Political

Typing – an important skill that we neither teach nor require

A student typing. CC0 Public Domain

I first wrote this piece about the value of typing back in 2013. It is still very relevant, so here is a slightly updated version.

Recently I was sat in a GP’s surgery waiting for him to type out a prescription for me. Until that point I had been nothing but impressed with his patience and knowledge. But then I saw how painfully slowly he attacked the keyboard, poking at it with a few select fingers as if it was too hot to touch, swiftly withdrawing his fingers to safe distance after each quick poke at a key.

The prescription that rolled off the computer was accurate, so what was the problem save for a few extra seconds passed in chit chat whilst he did the fingers dancing on hot coals turn with the keyboard?

It’s simply this. GPs spend a large number of years learning their profession, and the state puts in huge amounts of money to honing and then harnessing their skills. They learn to do all sorts of things, and their job inevitable involves large amounts of typing – yet how to type isn’t taught, isn’t required and isn’t expected.

Poor typists take up time and make more mistakes. Even small slices of time wasted add up quickly; the mistakes can be far more serious.

This isn’t just a matter of my personal experience or even just for GPs. It is widespread through both the public and private sector that jobs can be done quicker and better by people who can type, but typing skills are not asked for, not required and do not feature in even highly resourced or heavily administrated training plans, personal development programs or professional qualifications.

A while back I was chatting to a former senior civil servant and he expressed very similar views about the welfare system. Over a hot chocolate, he shared with me his top tip for speeding up the administration of our welfare system and cutting down on mistakes. Give the DWP staff who spend most of their day at a computer typing classes.

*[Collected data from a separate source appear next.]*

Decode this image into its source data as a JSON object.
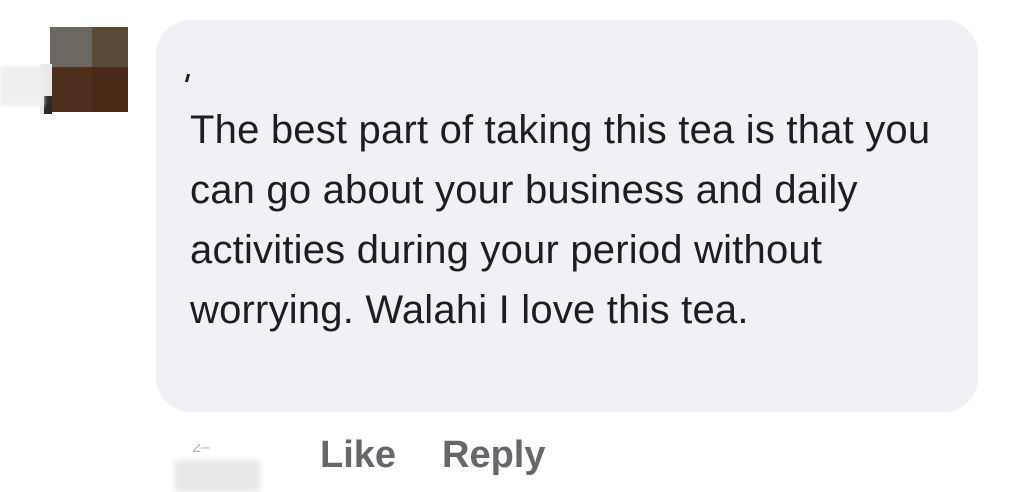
{
  "comment": {
    "text": "The best part of taking this tea is that you can go about your business and daily activities during your period without worrying. Walahi I love this tea.",
    "time_partial": "2–"
  },
  "actions": {
    "like_label": "Like",
    "reply_label": "Reply"
  },
  "colors": {
    "bubble_bg": "#f0f1f4",
    "text": "#1c1e21",
    "action_text": "#65676b"
  }
}
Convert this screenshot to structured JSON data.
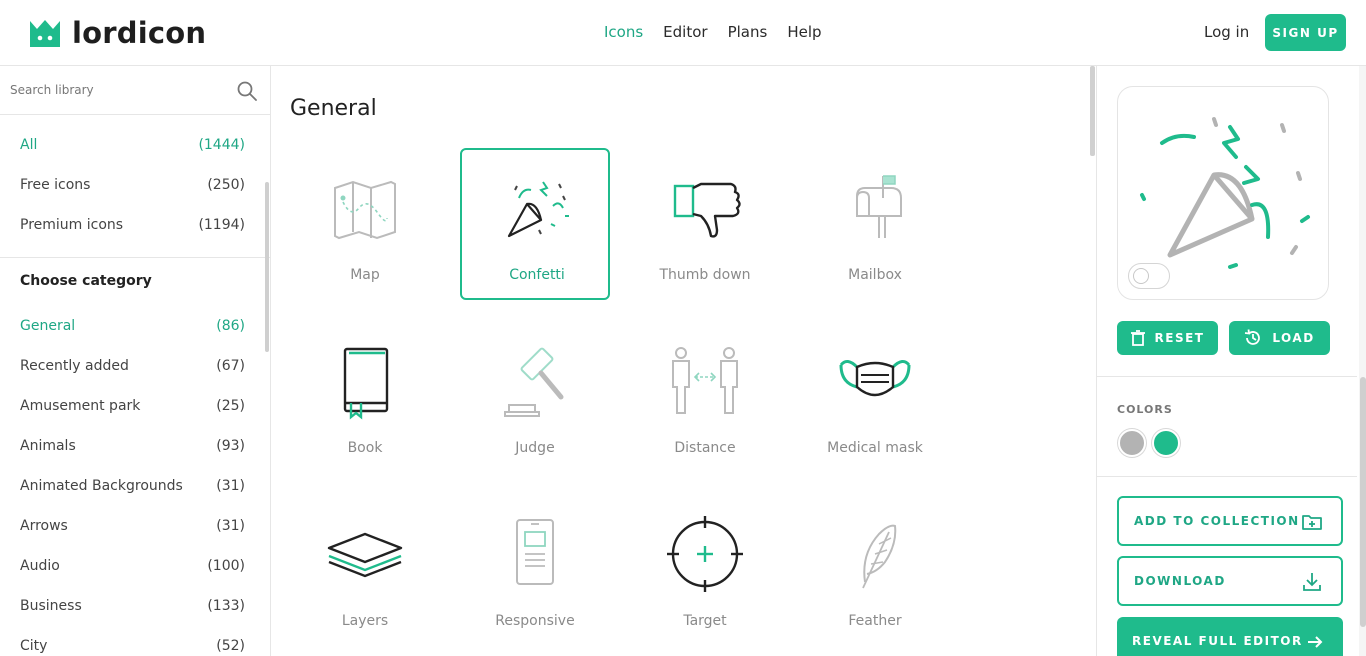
{
  "brand": {
    "name": "lordicon"
  },
  "nav": {
    "items": [
      "Icons",
      "Editor",
      "Plans",
      "Help"
    ],
    "active": "Icons"
  },
  "auth": {
    "login": "Log in",
    "signup": "SIGN UP"
  },
  "search": {
    "placeholder": "Search library"
  },
  "filters": [
    {
      "label": "All",
      "count": "(1444)",
      "active": true
    },
    {
      "label": "Free icons",
      "count": "(250)"
    },
    {
      "label": "Premium icons",
      "count": "(1194)"
    }
  ],
  "categories_heading": "Choose category",
  "categories": [
    {
      "label": "General",
      "count": "(86)",
      "active": true
    },
    {
      "label": "Recently added",
      "count": "(67)"
    },
    {
      "label": "Amusement park",
      "count": "(25)"
    },
    {
      "label": "Animals",
      "count": "(93)"
    },
    {
      "label": "Animated Backgrounds",
      "count": "(31)"
    },
    {
      "label": "Arrows",
      "count": "(31)"
    },
    {
      "label": "Audio",
      "count": "(100)"
    },
    {
      "label": "Business",
      "count": "(133)"
    },
    {
      "label": "City",
      "count": "(52)"
    }
  ],
  "main": {
    "title": "General",
    "icons": [
      {
        "name": "Map",
        "icon": "map-icon"
      },
      {
        "name": "Confetti",
        "icon": "confetti-icon",
        "selected": true
      },
      {
        "name": "Thumb down",
        "icon": "thumb-down-icon"
      },
      {
        "name": "Mailbox",
        "icon": "mailbox-icon"
      },
      {
        "name": "Book",
        "icon": "book-icon"
      },
      {
        "name": "Judge",
        "icon": "gavel-icon"
      },
      {
        "name": "Distance",
        "icon": "distance-icon"
      },
      {
        "name": "Medical mask",
        "icon": "medical-mask-icon"
      },
      {
        "name": "Layers",
        "icon": "layers-icon"
      },
      {
        "name": "Responsive",
        "icon": "responsive-icon"
      },
      {
        "name": "Target",
        "icon": "target-icon"
      },
      {
        "name": "Feather",
        "icon": "feather-icon"
      }
    ]
  },
  "panel": {
    "reset": "RESET",
    "load": "LOAD",
    "colors_label": "COLORS",
    "colors": [
      "#b3b3b3",
      "#1fbb8c"
    ],
    "add_to_collection": "ADD TO COLLECTION",
    "download": "DOWNLOAD",
    "reveal_editor": "REVEAL FULL EDITOR"
  },
  "theme": {
    "accent": "#1fbb8c",
    "accent_text": "#1fa785"
  }
}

Look at the range of advice and training people do get, and you find typing sits in a weird limbo. Advice on how to adjust your chair and arrange your posture so that your hands are poised over your keyboard in a safe and comfortable way? Check. Guidance on which keys do what in the computer program you are using? Check. Training on how to quickly and accurately use your hands to press those keys? No, sorry – that’s not what we do here. Even though learning to type can be made into a fun activity.

So here is my question for those into our education policies; why do we value ensuring people can write by hand so highly yet value teaching typing so lowly, even though typing has become the dominant form of creating words for so very many people most of the time?

And here’s my question for those into improving public services: why do we employ so many people in jobs that are done better and quicker by skilled touch typists yet neither require such skills nor train people to have them?

2 responses to “Typing – an important skill that we neither teach nor require”

  1. I agree that typing is important especially these days and I agonise over watching my mother type, she uses only one finger on each hand and is so slow when it comes to typing. 
    Now I don’t type “properly” i.e. if anybody were to watch me type, my middle fingers wouldn’t be hovering over the f and j so that all my fingers can reach all the keys with ease, but I do type fairly quickly ( I don’t know how quickly) and I can touch type despite the fact that my fingers aren’t in the proper positions. 
    There is more than one way to type. Is mine the best way? Probably not but it is the best way for me. I always got confused when people told me that x finger had to be over the f and another finger should be over the j so that your hands can feel their way around the keyboard quickly. 
    Thats not how it works for me. I know exactly where all the keys are in relation to one another and I know where my hands and fingers are in relation to the keyboard which makes finding the right keys and the right patterns easy. Maybe they aren’t the right patterns or more correctly the most efficient patterns in the world but they are far better than most.
    With my mother, it seems that no matter how long she’s used her keyboard for, she expects the keys to have changed places and is always searching for the right key, which is what takes half the time or at least the majority of the time when it comes to slow typists. They simply don’t know the arrangements of the keys. Once you do that, touch typing and typing quickly becomes easy.